Created on 12-30-201609:03 PM - edited 08-17-201906:22 AM
ORC is a columnar storage format for Hive.
This document is to explain how creation of ORC data files
can improve read/scan performance when querying the data. TEZ execution engine provides
different ways to optimize the query, but it will do the best with correctly
created ORC files.
ORC Creation Strategy.
CREATE [EXTERNAL] TABLE OrcExampleTable
(clientid int, name string, address string, age int)
stored as orc
Ingesting data into Hive tables heavily depends on usage
patterns. In order to make queries running efficiently, ORC files should be
created to support those patterns.
important/frequent queries that will be running against your data set (based on
filter or JOIN conditions)
-Configure optimal data file
-Configure stripe and stride
-Distribute and sort data
-Run “analyze” table in
order to keep statistics updated
Filters are mainly used in “WHERE” clause and “JOIN … ON”. An
information about the fields being used in filters should be used as well for
choosing correct strategy for ORC files creation.
select * from orcexampletable
where clientid=100 and age between 25 and 45;
Does size matter?
As known, small files are a pain in HDFS. ORC files aren’t
different than others. Even worse.
First of all, small files will impact NameNode memory and
performance. But more importantly is response time from the query. If ingestion
jobs generate small files, it means there will be large number of the files in
When query is submitted, TEZ will need an information about
the files in order to build an execution plan and allocate resources from YARN.
So, before TEZ engine starts a job:
-TEZ gets an information
from HCat about table location and partition keys. Based on this information
TEZ will have exact list of directories (and subdirectories) where data files
can be found.
-TEZ reads ORC footers and
stripe level indices in each file in order to determine how many blocks
of data it will need to process. This is where the problem of large number of
files will impact the job submission time.
-TEZ requests containers
based on number of input splits. Again, small files will cause less flexibility
in configuring input split size, and as result, larger number of containers
will need to be allocated
Note, if query submit stage time-outs, check the number of
ORC files (also, see below how ORC split strategy (ETL vs BI) can affect query submission
There is always a trade-off between ingestion query
performance. Keep to a minimum number of ORC files being created, but to
satisfy acceptable level of ingestion performance and data latency.

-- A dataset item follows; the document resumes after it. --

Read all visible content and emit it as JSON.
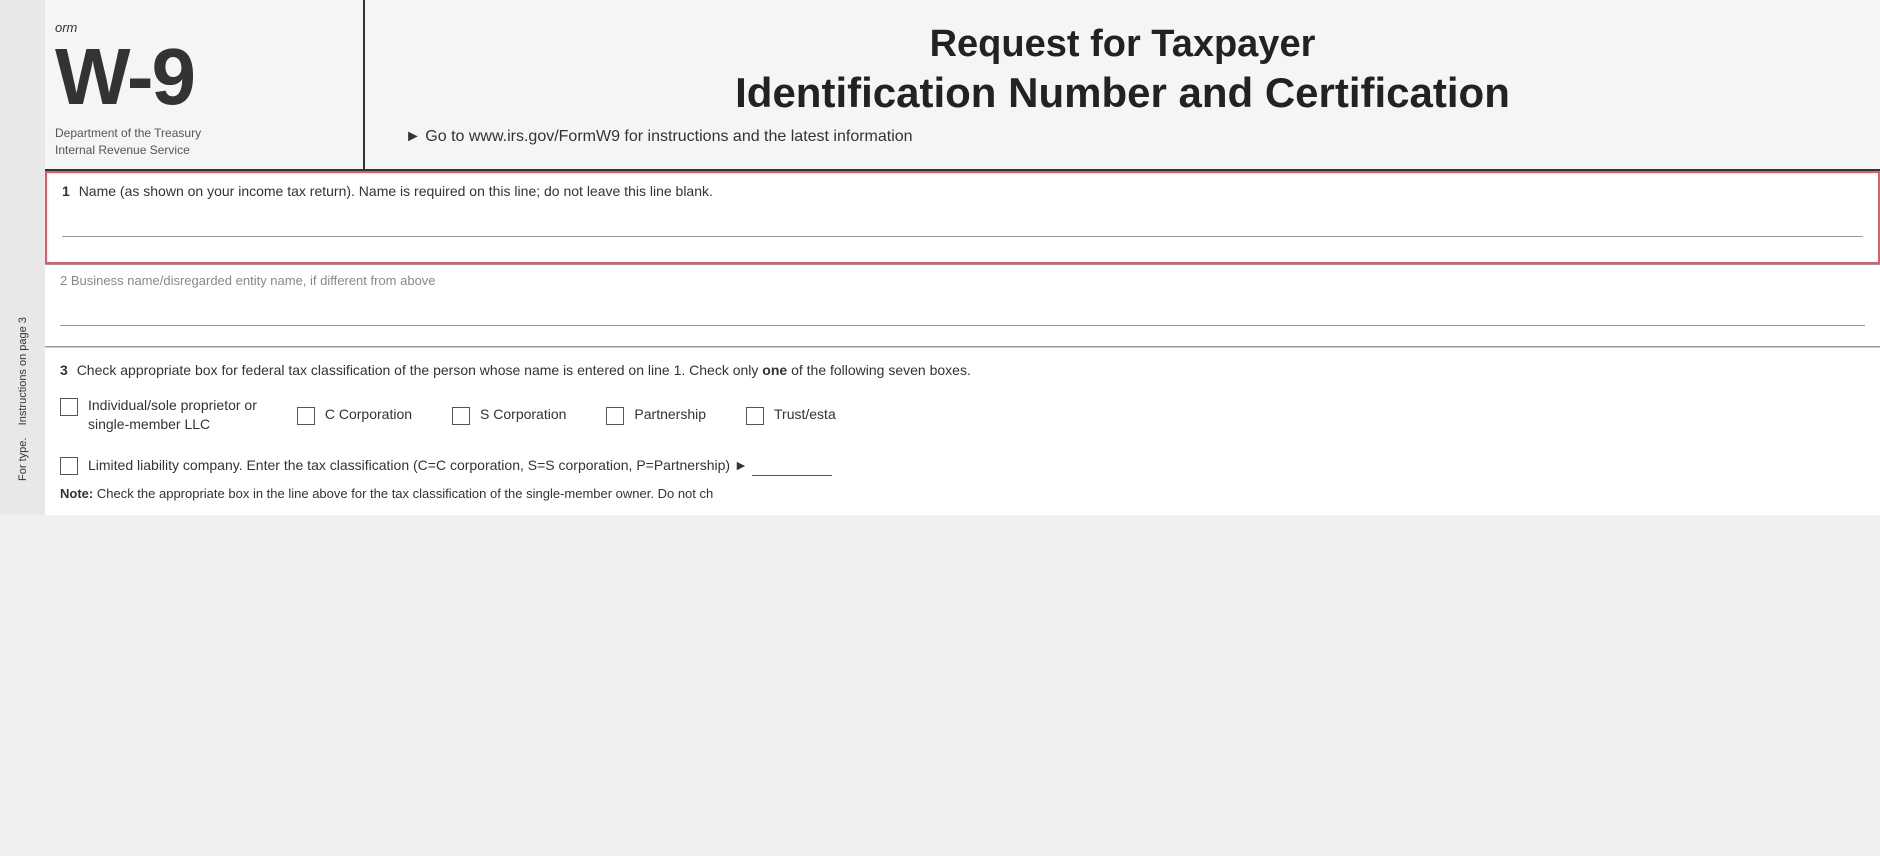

For transactional data being ingested continuously during
the day, set up daily table/partition re-build process to optimize number of
files and data distribution.
Stripes and Strides.
ORC files are splittable on a stripe level. Stripe
size is configurable and should depend on average length (size) of records and
on how many unique values of those sorted fields you can have. If search-by
field is unique (or almost unique), decrease stripe size, if heavily repeated –
increase. While default is 64 MB, keep stripe size in between ¼ of block-size
to 4 blocks-size (default ORC block size is 256 MB). Along with that you can
play with input split size per job to decrease number of containers required
for a job. Sometimes it’s even worth to reconsider HDFS block size (default HDFS
block size if 128 MB).
Stride is a set of records for which range index
(min/max and some additional stats) will be created. Stride size (number of
records, default 10K): for unique values combinations of fields in bloom filter
(or close to unique) – go with 3-7 K records. Non-unique 7-15 K records or even
more. If bloom filter contains unsorted fields, that will also make you go with
smaller number of records in stride.
Bloom filter can be used on sorted field in
combination with additional fields that can participate in search-by clause.
Sorting and Distribution.
Most important for efficient search within the data set is
how this set stored.
Since TEZ utilize ORC file level information (min/max range
index per field, bloom filter, etc.), it is important that those ranges will
give the best reference to the exact block of data having desired values.
Here is an example:
This example shows that with unsorted data, TEZ will request
4 containers and up to full table scan, while with sorted data – only single
container for single stripe read.
The best result can be achieved by globally sorting the data
in a table (or partition).
Global sorting in Hive (“ORDER BY”) enforces single reducer
to sort final data set. It can be inefficient. That’s when “DISTRIBUTE BY”
comes in help.
For example, let’s say we have daily partition with 200 GB
and field “clientid” that we would like to sort by. Assuming we have enough
power (cores) to run 20 parallel reducers, we can:
1. Limit number of reducers to
2. Distribute all the records
to 20 reducers equally:
insert into …
select … from …
distribute by floor(clientid/((<max(clientid)> – <min(clientid)> + 1)/ 20 )
sort by clientid.
Note, this will work well if client ID values are distributed evenly on scale
between min and max values. If that’s not the case, find better distribution
function, but ensure that ranges of values going to different reducers aren’t
3. Alternatively, use PIG to order by client id (with parallel 20).